Strain-Induced Robust Skyrmion Lattice at Room Temperature in van der Waals Ferromagnet.

Manipulating topological magnetic orders of 2D magnets by strain, once achieved, offers enormous potential for future low-power flexible spintronic applications. In this work, by placing Fe₃GaTe₂ (FGaT), a room-temperature 2D ferromagnet, on flexible substrate, a field-free and robust formation of skyrmion lattice induced by strain is demonstrated. By applying a minimal strain of ≈0.80% to pre-annealed FGaT flakes, the Magnetic Force Microscopy (MFM) tip directly triggers the transition from maze-like domains to an ordered skyrmion lattice while scanning the sample surface.

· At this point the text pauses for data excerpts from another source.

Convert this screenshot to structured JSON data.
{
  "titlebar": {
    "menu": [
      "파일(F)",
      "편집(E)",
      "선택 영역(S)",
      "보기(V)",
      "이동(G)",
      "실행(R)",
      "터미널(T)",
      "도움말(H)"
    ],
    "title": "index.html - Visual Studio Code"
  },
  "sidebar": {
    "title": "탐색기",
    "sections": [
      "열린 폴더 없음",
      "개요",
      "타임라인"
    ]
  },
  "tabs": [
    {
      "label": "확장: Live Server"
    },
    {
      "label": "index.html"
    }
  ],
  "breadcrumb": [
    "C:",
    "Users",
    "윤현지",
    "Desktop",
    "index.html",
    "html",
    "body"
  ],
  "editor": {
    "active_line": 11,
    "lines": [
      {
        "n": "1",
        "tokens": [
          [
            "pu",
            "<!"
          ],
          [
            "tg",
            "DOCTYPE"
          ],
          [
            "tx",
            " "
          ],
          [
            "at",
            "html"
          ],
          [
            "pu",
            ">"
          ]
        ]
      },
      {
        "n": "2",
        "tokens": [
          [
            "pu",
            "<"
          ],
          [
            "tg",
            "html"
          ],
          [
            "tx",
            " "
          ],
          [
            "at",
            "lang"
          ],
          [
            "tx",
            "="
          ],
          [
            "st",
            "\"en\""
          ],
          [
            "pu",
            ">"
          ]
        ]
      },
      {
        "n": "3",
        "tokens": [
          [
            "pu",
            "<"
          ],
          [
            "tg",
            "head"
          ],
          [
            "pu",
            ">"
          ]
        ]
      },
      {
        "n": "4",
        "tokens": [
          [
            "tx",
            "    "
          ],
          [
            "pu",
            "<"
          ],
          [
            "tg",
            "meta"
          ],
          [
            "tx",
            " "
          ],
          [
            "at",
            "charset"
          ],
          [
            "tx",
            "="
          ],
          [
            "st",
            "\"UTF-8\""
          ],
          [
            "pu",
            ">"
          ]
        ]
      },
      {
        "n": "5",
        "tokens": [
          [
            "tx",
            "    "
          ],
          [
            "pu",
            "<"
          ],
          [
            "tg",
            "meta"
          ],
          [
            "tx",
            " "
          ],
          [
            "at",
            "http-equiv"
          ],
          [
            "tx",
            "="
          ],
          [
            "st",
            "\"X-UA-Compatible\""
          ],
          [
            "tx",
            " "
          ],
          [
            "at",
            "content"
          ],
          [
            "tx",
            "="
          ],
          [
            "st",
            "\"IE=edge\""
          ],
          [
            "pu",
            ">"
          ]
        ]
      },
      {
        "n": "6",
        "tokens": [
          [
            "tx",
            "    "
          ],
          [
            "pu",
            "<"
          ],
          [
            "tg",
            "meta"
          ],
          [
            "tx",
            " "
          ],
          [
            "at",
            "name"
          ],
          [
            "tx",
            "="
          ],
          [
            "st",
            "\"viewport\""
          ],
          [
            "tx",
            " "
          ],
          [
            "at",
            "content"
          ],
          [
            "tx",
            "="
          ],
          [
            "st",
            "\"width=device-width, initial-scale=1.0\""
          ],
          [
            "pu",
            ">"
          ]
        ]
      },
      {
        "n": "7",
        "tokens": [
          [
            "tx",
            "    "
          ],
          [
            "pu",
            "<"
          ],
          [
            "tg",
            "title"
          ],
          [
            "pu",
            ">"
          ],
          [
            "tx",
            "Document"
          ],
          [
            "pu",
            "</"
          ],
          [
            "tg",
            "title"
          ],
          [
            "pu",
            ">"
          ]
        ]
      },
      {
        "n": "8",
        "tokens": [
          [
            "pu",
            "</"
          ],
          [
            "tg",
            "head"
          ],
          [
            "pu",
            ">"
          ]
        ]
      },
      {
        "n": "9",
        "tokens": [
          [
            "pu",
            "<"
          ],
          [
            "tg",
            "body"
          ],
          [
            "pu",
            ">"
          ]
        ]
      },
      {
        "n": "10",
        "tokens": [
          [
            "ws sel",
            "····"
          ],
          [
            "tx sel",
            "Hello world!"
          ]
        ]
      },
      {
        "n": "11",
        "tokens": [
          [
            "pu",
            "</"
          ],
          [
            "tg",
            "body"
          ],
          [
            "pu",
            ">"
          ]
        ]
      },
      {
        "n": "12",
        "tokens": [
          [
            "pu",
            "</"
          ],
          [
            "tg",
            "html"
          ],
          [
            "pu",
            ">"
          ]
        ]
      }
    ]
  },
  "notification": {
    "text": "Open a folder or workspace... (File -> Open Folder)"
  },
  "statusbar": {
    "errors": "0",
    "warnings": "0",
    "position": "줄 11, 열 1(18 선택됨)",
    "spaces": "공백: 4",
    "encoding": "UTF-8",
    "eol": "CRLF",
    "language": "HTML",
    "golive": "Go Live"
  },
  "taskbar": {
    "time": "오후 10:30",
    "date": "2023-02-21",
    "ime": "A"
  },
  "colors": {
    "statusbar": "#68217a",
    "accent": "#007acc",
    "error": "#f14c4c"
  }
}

The skyrmion lattice is rather stable against extensive cyclic mechanical testing (stretching, bending, and twisting over 2000 cycles each). It also exhibits stability across a wide range of magnetic fields (≈2.9 kOe) and temperatures (≈323 K), as well as long-term retention stability, highlighting its robustness and field-free stabilization. The strain effect reduces the lattice symmetry and enhances the Dzyaloshinskii-Moriya interaction (DMI) of FGaT, thus stabilizing the skyrmion lattice. The findings highlight the potential of FGaT for integrating magnetic skyrmions into future low-power-consumption flexible spintronics devices.